Recording available to view at: https://mediaspace.illinois.edu/media/t/1_vtn1quld
We are at an inflection point where software engineering meets the data-centric world of big data, machine learning, and artificial intelligence. As software development gradually shifts to the development of data analytics with AI and ML technologies, existing software engineering techniques must be re-imagined to provide the productivity gains that developers desire. We conducted a large scale study of almost 800 professional data scientists in the software industry to investigate what a data scientist is, what data scientists do, and what challenges they face. This study has found that ensuring correctness is a huge problem in data analytics. We argue for re-targeting software engineering research to address new challenges in the era of data-centric software development. We showcase a few examples of my group's research on debugging and testing of data-intensive applications: e.g., data provenance, symbolic-execution based test generation, and fuzz testing in Apache Spark. We then conclude with open problems in software engineering to meet the needs of AI and ML workforce.
Miryung Kim is a Full Professor in the Department of Computer Science at the University of California, Los Angeles. She is known for her research on code clones---code duplication detection, management, and removal solutions.
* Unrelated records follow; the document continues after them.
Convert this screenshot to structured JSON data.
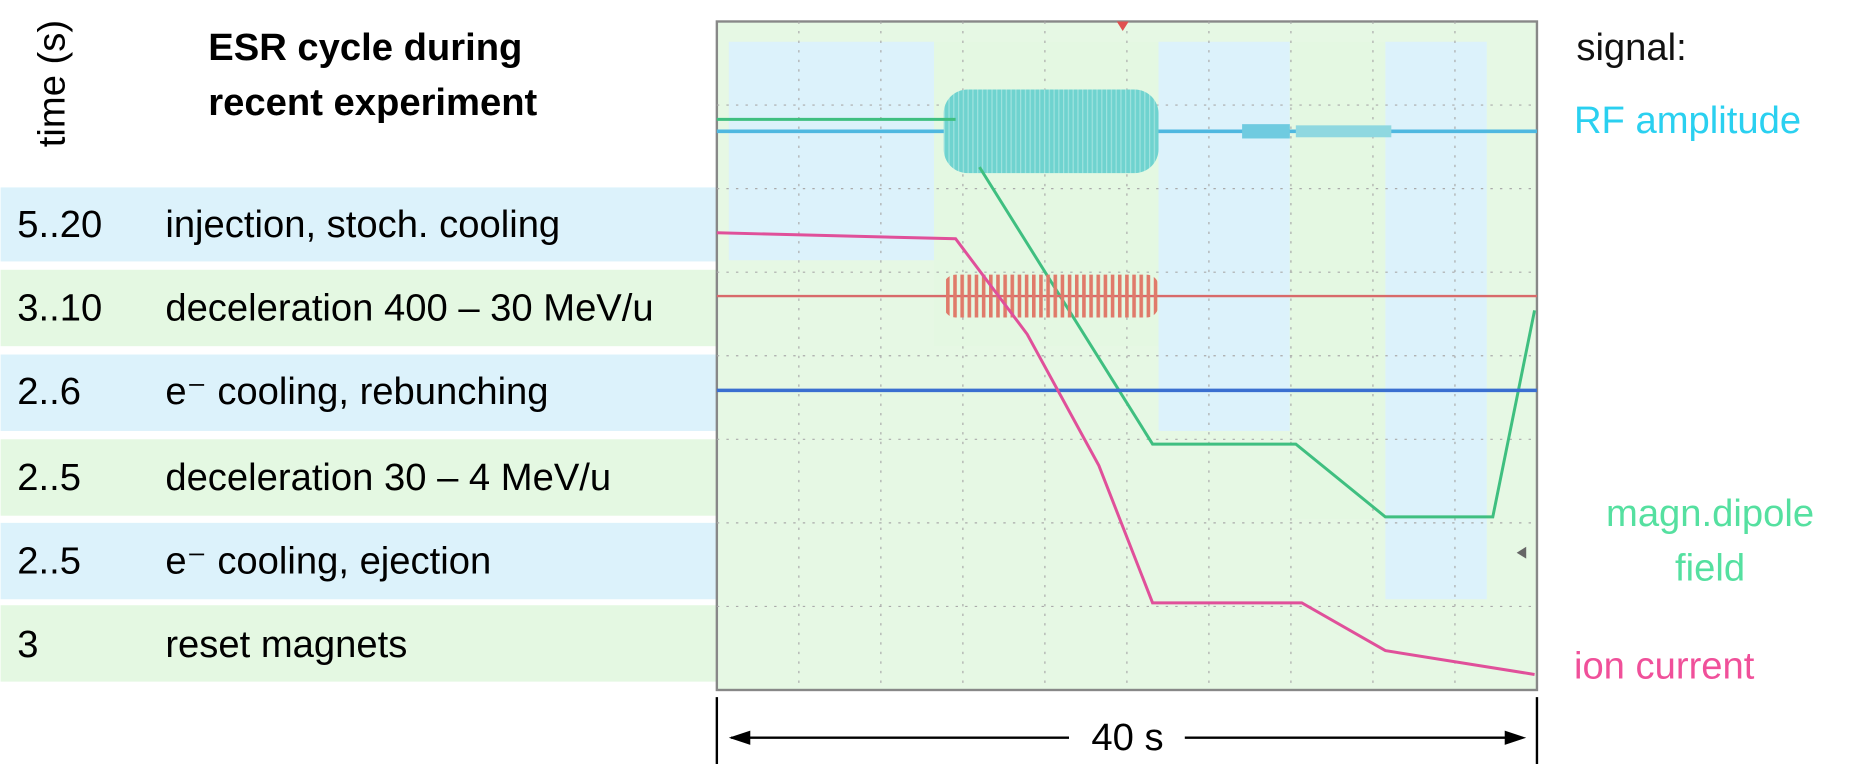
{
  "header": {
    "time_label": "time (s)",
    "title": [
      "ESR cycle during",
      "recent experiment"
    ]
  },
  "table": {
    "rows": [
      [
        "5..20",
        "injection, stoch. cooling"
      ],
      [
        "3..10",
        "deceleration 400 – 30 MeV/u"
      ],
      [
        "2..6",
        "e⁻ cooling, rebunching"
      ],
      [
        "2..5",
        "deceleration 30 – 4 MeV/u"
      ],
      [
        "2..5",
        "e⁻ cooling, ejection"
      ],
      [
        "3",
        "reset magnets"
      ]
    ]
  },
  "legend": {
    "heading": "signal:",
    "rf": "RF amplitude",
    "dipole": [
      "magn.dipole",
      "field"
    ],
    "ion": "ion current"
  },
  "scale_label": "40 s"
}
Recently, she has taken a leadership role in defining the emerging area of software engineering for data science. She received her B.S. in Computer Science from Korea Advanced Institute of Science and Technology and her M.S. and Ph.D. in Computer Science and Engineering from the University of Washington. She received various awards including an NSF CAREER award, Google Faculty Research Award, Okawa Foundation Research Award, and Alexander von Humboldt Foundation Fellowship. She was previously an assistant professor at the University of Texas at Austin and also spent time as a visiting researcher at Microsoft Research. She is the lead organizer of a Dagstuhl Seminar on SE4ML---Software Engineering for AI-ML based Systems. She is a Keynote Speaker at ASE 2019, a Program Co-Chair of ESEC/FSE 2022, and an Associate Editor of IEEE Transactions on Software Engineering.
Part of the Illinois Computer Science Speakers Series. Faculty Host: Reyhan Jabbarvand.